**Solution to Abstract Algebra by Dummit & Foote 3rd edition Chapter 4.2 Exercise 4.2.11**

Solution: This action of $G$ is faithful, so that the induced action of $H = \langle x \rangle$ on $G$ is faithful. Note that under this action, for all $g \in G$ we have $\mathsf{stab}_H(g) = 1$, so that $[H : \mathsf{stab}_H(g)] = n$. Thus each $H$-orbit of $G$ has order $n$; the $H$-orbit of an element $g \in G$ is precisely the cycle containing $g$ in the decomposition of $\pi(x)$ since $H$ is cyclic with generator $x$. Because $|G| = mn$, there are $m$ distinct orbits.
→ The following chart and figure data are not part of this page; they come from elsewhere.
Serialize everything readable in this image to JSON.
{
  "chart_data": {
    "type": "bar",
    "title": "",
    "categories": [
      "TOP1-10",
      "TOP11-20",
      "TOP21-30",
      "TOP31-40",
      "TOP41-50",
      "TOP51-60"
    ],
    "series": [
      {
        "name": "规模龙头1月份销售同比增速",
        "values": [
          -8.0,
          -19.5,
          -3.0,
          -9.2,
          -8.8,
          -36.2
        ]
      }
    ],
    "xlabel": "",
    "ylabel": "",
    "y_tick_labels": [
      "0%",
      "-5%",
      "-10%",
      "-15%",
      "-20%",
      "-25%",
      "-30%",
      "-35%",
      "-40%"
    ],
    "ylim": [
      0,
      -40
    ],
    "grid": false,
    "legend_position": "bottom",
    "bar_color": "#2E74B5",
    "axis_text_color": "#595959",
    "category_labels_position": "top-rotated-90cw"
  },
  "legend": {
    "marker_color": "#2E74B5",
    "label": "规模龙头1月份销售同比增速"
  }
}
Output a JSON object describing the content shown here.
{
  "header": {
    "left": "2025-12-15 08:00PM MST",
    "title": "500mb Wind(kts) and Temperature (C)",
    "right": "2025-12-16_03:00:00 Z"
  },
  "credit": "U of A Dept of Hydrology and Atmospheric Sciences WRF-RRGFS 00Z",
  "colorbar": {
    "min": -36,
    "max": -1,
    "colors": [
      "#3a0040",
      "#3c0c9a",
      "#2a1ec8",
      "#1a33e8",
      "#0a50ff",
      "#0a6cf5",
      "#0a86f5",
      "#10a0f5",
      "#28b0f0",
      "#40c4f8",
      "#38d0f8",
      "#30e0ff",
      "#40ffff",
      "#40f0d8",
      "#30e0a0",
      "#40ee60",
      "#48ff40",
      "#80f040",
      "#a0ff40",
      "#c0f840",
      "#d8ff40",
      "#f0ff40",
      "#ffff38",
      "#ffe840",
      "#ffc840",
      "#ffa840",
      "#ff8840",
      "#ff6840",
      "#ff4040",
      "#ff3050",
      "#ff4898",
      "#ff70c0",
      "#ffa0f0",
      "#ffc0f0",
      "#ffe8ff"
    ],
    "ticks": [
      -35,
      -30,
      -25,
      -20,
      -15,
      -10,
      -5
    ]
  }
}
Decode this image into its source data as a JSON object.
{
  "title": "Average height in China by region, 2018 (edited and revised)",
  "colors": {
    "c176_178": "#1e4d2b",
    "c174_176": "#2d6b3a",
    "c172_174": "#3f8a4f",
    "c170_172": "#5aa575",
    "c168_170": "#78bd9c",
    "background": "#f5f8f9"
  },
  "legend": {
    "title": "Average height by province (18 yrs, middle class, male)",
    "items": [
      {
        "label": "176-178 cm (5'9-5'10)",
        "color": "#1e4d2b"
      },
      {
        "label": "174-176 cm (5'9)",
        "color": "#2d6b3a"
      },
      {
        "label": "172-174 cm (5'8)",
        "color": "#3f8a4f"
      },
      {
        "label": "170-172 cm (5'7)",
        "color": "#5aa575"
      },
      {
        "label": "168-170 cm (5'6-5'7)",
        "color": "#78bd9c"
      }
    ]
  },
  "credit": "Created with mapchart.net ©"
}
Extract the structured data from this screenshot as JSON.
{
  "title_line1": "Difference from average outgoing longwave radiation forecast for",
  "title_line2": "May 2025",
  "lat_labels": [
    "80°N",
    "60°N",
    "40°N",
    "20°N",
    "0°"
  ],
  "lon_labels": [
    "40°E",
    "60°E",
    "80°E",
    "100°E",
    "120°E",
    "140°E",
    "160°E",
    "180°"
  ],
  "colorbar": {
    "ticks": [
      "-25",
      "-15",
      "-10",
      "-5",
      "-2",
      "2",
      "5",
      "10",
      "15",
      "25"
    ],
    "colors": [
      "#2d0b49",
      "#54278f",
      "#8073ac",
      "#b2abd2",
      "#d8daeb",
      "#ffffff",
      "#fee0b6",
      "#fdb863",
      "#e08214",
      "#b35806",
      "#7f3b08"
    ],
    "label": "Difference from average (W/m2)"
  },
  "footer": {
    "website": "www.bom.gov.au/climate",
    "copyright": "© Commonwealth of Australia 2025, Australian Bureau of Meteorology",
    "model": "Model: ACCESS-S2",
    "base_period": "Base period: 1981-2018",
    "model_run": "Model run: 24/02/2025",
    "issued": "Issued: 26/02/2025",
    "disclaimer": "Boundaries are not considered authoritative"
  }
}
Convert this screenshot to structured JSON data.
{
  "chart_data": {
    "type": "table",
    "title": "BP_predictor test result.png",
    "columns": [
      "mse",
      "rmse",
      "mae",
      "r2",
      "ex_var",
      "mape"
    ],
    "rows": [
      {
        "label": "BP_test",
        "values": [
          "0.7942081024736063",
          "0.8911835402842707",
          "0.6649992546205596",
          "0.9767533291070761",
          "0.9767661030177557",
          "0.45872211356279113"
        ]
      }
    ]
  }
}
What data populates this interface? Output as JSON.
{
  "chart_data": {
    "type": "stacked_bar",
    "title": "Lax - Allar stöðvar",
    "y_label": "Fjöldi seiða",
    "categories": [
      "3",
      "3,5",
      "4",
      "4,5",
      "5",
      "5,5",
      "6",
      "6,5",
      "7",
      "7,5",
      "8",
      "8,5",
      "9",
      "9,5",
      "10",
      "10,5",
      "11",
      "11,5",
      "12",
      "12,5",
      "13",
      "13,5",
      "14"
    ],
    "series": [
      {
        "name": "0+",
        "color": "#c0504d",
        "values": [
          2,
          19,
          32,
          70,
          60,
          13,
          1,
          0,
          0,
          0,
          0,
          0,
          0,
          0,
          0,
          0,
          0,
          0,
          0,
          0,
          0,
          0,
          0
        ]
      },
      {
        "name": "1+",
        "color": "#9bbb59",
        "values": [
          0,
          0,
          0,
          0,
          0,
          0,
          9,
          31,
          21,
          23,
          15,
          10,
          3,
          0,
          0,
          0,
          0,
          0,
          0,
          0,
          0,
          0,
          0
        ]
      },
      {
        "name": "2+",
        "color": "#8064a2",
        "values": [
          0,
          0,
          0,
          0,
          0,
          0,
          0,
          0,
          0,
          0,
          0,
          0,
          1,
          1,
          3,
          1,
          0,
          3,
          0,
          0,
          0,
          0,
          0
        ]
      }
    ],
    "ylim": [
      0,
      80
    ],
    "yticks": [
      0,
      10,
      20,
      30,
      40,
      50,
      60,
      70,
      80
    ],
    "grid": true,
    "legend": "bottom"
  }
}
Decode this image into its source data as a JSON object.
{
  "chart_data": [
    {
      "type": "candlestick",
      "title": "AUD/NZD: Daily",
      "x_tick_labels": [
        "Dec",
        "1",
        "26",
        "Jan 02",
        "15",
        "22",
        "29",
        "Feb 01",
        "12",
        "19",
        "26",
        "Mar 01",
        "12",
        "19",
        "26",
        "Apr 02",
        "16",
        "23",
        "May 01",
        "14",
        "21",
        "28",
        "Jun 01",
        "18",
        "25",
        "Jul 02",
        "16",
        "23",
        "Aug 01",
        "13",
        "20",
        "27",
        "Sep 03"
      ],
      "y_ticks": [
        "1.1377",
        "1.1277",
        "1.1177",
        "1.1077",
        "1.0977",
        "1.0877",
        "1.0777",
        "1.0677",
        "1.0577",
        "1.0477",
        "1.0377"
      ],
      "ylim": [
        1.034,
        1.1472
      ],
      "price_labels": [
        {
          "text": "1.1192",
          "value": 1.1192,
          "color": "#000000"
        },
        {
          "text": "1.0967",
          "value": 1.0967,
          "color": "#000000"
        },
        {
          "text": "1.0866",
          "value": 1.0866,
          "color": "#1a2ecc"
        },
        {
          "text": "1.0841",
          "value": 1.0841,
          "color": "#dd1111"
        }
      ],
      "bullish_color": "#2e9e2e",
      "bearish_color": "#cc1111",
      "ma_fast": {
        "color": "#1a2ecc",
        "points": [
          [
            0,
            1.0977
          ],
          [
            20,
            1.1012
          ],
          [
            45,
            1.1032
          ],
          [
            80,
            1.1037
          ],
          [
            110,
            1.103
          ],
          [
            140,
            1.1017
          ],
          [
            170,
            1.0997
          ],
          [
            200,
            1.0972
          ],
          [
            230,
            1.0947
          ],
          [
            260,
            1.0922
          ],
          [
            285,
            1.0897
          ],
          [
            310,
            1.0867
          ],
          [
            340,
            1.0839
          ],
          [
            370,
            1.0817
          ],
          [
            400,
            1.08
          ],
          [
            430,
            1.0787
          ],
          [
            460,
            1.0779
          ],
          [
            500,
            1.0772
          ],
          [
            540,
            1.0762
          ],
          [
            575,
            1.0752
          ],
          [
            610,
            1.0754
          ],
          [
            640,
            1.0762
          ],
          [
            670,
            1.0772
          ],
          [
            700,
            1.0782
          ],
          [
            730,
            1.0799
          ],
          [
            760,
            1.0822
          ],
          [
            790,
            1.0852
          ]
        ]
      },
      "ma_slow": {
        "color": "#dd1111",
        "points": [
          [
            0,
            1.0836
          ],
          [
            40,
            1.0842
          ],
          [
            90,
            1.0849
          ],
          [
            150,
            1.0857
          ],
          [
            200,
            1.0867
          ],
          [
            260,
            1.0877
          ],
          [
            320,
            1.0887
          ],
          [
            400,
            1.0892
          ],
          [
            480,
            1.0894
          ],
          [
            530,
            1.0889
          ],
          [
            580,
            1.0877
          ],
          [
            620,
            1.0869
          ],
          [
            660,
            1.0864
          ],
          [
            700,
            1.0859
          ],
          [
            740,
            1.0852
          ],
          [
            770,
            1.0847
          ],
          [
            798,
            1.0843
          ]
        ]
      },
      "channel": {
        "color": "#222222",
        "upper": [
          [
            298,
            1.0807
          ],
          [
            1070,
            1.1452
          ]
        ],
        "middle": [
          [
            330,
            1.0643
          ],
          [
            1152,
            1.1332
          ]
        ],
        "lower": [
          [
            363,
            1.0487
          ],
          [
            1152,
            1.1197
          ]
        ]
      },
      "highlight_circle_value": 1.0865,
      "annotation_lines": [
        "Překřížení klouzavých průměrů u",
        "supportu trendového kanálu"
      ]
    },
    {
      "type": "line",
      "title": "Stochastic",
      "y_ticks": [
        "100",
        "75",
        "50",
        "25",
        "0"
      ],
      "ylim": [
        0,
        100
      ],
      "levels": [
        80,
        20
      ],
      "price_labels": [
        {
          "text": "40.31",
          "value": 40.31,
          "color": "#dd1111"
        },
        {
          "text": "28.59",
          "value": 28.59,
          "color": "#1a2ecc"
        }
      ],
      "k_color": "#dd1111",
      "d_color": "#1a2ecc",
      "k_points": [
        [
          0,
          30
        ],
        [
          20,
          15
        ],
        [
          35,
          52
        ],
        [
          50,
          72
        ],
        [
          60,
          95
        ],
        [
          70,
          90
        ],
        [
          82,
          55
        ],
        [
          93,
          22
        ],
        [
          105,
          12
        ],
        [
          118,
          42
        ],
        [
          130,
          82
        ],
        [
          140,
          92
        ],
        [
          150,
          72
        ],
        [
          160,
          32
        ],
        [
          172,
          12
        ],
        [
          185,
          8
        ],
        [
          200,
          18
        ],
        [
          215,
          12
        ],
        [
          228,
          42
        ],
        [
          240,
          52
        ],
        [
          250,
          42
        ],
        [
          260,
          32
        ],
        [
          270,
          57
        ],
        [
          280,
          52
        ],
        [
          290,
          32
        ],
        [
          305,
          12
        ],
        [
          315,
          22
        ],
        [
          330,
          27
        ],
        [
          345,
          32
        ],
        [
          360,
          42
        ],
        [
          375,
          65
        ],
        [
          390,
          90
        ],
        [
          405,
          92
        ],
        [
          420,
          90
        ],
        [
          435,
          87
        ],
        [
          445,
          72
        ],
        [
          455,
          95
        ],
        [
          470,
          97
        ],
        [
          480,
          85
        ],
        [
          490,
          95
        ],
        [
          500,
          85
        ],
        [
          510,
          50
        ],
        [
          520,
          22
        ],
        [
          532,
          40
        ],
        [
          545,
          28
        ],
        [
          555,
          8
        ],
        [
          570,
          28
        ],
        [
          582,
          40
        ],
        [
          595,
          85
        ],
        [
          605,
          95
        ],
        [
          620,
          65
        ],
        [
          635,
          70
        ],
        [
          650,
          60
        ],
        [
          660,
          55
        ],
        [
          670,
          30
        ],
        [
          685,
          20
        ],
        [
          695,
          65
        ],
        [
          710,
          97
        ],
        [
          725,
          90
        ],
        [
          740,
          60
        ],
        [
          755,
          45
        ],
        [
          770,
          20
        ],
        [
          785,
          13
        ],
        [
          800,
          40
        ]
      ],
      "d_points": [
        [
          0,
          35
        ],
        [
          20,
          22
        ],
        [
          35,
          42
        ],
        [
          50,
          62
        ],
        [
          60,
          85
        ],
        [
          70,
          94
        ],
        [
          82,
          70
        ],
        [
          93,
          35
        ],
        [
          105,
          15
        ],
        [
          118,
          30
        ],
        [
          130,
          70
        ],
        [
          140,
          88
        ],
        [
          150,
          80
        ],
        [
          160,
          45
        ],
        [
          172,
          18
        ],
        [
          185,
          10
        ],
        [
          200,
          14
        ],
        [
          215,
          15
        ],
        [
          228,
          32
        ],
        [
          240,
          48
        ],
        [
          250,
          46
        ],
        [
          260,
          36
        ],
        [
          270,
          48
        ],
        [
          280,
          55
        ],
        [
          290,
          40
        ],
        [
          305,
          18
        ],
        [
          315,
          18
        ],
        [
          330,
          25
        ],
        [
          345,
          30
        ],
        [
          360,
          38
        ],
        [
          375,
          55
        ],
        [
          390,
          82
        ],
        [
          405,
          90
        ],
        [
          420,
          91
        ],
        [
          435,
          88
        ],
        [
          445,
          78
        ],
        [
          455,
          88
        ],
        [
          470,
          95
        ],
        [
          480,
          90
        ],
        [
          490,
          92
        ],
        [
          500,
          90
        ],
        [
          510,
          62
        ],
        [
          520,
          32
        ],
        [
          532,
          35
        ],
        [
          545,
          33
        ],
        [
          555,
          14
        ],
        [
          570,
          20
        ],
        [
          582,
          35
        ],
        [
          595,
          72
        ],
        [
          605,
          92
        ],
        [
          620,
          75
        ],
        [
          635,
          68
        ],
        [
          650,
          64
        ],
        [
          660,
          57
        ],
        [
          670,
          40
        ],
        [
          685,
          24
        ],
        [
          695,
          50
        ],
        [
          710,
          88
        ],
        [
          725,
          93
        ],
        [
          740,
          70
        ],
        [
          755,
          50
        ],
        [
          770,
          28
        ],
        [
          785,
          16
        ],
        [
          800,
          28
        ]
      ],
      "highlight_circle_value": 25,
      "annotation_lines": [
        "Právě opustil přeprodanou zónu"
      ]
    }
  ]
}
Thus $\pi(x)$ is a product of $m$ disjoint $n$-cycles.

Clearly if $|x|$ is even and $|G|/|x|$ is odd, then $\pi(x)$ is an odd permutation by Proposition 25.

Now if $\pi(x)$ is an odd permutation and $|x|$ is odd, then the number of cycles in $\pi(x)$ of even length is zero, which is even, so that $\pi(x)$ is an even permutation- a contradiction. Thus $|x|$ is even. Now by Proposition 25, $|G|/|x|$ must be odd.